Today we’re doing a throwback story.
Back in college, before I realized that B’s on my transcript were not a big deal, I realized after my midterm that I was going to get a B in Mechanical Engineering even if I got an A on the final.
Earlier in the semester, the TA for the class, John, had asked me on a date a couple times, and I had said I would think about it. Well, after getting my midterm grade and having John review my midterm with me… he asked me out again. A little lightbulb went off, and I realized if I went out with him I could change that nearly guaranteed B to an A! So I immediately accepted. We went on a bunch of dates and finally one day I went back to his place with him.
And the worst thing on earth happened to me. WORST.
We started fooling around, I told him I wanted him naked, and then I pulled his pants off. And…. He had the smallest. SMALLEST. penis I have ever seen. I just. I couldn’t. I mean. What does one do? Normally I’d just plead drunkeness and pretend pass out. But I wasn’t drunk.
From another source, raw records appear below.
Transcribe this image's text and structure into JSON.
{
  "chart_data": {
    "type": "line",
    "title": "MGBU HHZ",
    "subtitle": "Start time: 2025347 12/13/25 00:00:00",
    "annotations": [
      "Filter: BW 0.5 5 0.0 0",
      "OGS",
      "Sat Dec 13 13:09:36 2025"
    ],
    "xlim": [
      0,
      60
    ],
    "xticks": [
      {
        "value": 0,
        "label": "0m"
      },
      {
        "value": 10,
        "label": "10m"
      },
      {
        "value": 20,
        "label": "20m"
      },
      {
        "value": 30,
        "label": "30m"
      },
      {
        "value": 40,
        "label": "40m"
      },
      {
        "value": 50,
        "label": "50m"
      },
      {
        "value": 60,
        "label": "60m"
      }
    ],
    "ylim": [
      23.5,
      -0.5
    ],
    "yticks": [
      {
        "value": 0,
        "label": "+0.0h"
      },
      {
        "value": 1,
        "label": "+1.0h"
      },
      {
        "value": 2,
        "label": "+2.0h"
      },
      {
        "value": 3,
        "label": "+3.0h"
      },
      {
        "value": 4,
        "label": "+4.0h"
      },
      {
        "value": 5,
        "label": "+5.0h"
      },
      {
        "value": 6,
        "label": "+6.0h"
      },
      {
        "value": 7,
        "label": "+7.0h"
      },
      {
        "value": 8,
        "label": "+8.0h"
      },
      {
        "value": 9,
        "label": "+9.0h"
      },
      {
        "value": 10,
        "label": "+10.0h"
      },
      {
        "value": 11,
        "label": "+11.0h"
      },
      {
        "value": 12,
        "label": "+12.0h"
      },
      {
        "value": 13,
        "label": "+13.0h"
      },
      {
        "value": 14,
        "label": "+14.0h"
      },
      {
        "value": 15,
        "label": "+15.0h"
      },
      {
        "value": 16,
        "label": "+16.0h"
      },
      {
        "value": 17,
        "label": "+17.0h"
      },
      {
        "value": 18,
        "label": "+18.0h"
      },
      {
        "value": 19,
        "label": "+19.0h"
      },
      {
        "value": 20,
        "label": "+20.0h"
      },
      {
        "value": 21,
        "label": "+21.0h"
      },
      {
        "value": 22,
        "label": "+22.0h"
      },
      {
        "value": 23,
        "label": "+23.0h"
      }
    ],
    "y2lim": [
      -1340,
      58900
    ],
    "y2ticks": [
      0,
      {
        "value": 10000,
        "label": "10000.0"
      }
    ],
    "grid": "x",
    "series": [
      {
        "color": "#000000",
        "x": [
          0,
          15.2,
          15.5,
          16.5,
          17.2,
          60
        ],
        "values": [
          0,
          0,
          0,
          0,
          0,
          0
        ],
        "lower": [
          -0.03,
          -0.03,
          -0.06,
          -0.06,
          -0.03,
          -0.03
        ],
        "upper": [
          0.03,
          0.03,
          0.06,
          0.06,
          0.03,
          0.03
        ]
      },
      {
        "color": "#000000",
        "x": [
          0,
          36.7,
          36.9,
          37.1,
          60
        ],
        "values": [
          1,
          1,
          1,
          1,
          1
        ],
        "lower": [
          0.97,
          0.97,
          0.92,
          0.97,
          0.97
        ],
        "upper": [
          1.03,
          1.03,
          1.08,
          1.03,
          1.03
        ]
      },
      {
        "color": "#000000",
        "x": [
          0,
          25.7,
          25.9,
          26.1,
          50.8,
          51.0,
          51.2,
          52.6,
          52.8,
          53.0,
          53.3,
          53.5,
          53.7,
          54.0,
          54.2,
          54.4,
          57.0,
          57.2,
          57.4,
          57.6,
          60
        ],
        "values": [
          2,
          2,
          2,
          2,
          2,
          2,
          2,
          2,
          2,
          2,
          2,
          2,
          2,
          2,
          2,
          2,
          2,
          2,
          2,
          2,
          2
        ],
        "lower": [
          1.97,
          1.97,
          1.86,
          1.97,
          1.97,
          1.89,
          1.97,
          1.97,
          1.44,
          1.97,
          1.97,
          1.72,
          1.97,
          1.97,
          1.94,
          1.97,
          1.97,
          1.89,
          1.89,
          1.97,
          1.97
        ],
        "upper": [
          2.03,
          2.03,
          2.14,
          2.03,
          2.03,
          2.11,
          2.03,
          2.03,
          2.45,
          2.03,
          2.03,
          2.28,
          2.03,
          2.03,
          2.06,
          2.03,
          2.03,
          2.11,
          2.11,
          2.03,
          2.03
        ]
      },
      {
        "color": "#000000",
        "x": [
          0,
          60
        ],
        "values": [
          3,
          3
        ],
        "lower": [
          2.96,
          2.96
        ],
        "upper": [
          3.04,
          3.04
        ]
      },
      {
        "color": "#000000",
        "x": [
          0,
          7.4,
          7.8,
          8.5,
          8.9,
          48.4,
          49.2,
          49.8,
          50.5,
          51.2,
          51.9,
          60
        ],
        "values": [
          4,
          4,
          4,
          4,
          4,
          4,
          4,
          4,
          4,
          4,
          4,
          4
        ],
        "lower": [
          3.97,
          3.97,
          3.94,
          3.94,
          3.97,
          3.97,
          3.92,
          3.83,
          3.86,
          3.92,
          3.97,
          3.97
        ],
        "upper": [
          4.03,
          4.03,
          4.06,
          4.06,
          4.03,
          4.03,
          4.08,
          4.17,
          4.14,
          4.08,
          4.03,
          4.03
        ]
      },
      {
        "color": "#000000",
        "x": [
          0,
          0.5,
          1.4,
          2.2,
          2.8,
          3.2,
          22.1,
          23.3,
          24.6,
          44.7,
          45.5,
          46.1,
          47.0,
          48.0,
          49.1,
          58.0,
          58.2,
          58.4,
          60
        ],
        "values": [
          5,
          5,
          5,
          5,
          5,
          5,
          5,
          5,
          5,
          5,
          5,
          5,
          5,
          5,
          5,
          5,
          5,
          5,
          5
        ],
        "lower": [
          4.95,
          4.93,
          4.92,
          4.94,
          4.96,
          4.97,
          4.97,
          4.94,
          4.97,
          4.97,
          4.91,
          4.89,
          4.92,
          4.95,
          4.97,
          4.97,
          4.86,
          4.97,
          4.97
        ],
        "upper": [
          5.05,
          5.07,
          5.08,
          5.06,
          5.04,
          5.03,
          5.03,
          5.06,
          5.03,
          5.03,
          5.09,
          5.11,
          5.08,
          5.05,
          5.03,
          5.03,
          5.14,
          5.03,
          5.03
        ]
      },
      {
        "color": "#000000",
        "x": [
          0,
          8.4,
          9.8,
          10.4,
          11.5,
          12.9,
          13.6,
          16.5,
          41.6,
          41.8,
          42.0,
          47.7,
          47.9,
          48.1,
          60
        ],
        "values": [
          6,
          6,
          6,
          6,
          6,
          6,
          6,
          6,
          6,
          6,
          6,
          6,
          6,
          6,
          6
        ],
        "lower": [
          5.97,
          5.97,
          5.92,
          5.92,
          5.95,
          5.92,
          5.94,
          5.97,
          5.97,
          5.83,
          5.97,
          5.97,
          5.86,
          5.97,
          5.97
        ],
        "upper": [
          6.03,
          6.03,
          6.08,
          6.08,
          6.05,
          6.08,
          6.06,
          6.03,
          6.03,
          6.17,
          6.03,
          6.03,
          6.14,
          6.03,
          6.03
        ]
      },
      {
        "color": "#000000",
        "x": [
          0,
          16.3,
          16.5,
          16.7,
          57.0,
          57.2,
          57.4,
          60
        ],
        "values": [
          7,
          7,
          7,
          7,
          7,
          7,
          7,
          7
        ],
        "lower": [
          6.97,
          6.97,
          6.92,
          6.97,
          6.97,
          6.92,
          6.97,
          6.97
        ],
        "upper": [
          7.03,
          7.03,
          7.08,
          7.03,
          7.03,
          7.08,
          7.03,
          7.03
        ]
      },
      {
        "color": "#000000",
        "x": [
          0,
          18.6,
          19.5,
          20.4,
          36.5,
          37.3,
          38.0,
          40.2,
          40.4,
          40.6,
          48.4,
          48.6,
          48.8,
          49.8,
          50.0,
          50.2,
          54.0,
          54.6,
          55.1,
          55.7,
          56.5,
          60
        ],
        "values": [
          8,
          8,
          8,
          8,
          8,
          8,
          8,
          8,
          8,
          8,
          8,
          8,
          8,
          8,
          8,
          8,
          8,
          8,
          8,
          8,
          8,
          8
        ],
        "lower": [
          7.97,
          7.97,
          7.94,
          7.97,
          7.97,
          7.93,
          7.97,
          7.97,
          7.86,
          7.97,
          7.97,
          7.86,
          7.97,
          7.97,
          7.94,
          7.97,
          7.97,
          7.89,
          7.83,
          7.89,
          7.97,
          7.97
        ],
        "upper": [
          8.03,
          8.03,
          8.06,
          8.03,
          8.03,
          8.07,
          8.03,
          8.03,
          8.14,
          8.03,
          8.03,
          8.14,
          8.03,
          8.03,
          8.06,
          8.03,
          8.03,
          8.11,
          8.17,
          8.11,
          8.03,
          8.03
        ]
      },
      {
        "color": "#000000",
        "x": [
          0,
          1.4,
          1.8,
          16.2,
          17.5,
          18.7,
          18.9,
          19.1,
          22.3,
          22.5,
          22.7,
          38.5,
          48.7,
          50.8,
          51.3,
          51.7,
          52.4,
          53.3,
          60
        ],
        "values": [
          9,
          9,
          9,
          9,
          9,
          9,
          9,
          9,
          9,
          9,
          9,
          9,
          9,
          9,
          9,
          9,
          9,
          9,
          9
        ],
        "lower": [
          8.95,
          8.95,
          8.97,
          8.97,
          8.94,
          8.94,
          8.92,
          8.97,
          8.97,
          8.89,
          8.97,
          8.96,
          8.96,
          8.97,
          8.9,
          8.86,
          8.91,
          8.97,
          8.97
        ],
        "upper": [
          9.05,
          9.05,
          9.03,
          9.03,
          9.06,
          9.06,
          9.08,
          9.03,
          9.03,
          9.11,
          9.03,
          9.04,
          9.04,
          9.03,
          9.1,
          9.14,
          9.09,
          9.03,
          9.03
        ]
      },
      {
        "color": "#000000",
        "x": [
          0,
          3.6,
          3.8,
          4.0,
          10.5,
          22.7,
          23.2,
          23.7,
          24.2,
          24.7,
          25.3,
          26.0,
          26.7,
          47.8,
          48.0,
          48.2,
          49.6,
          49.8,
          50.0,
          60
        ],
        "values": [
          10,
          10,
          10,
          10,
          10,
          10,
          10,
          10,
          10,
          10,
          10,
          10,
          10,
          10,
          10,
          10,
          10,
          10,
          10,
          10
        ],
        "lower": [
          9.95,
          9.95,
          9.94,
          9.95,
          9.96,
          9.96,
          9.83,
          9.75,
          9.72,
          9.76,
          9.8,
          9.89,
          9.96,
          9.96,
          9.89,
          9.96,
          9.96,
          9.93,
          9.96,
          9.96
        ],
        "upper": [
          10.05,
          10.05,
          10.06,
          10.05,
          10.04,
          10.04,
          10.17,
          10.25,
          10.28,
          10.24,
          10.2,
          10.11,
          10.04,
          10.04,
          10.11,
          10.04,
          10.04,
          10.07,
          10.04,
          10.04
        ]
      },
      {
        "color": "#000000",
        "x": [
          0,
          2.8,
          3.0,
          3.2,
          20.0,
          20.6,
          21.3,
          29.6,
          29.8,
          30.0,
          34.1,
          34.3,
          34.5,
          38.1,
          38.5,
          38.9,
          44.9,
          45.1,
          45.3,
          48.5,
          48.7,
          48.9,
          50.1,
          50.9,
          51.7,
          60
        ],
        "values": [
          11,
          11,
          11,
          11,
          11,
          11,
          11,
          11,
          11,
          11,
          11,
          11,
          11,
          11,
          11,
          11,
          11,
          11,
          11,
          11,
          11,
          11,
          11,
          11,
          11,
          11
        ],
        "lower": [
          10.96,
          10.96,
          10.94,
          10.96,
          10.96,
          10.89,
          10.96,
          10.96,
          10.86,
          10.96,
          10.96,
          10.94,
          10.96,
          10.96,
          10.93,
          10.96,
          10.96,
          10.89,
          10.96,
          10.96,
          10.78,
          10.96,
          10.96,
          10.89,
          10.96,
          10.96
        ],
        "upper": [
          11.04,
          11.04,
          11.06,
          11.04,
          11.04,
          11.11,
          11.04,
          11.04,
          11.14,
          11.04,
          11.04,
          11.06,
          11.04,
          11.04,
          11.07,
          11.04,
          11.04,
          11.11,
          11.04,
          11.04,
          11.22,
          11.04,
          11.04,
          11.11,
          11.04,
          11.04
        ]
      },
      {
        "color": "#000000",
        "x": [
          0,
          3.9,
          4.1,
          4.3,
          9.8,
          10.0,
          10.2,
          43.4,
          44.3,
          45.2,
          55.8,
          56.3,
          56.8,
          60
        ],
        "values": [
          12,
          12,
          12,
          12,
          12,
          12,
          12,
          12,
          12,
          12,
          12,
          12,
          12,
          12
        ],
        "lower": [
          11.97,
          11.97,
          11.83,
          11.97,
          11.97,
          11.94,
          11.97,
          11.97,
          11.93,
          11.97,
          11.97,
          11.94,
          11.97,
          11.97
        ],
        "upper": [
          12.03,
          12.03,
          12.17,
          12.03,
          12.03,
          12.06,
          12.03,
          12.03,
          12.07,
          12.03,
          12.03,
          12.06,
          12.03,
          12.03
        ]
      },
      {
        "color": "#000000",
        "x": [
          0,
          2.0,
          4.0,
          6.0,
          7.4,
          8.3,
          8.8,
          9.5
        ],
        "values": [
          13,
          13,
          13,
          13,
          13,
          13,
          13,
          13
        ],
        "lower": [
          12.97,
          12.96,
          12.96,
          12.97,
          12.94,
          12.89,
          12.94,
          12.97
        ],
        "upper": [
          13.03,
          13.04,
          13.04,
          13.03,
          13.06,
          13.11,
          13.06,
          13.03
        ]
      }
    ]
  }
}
And then I thought I should pretend I have my period, but we had already fooled around so we knew that wasn’t true. Then I was like… AH HAH! I’ll just say I’m not ready…. but I mean was naked and 2 seconds from penetration and I had initiated the whole sex thing. I couldn’t just run out because then he might go all unibomber on my grade. I couldn’t just leave.
I sucked it up, and just had sex with him. I mean it is just sex, but I am not going to lie…. It was terrible. It just. sucked. And I couldn’t break off the whole thing with him because he might get all unibomber on my grade. So I slept with him until the end of the semester, and once I got my grade (A-!!!! wheeeeeeewwwwwww) I started acting like a completely irrational and crazy girl (because I don’t like dumping nerds, especially when they have some control over my grades) and cried a bunch until he broke up with me because he couldn’t handle more stress.
Oh. Thank GOD!
So after two months of the worst sexual frustration, I got an A- and moved on with my life.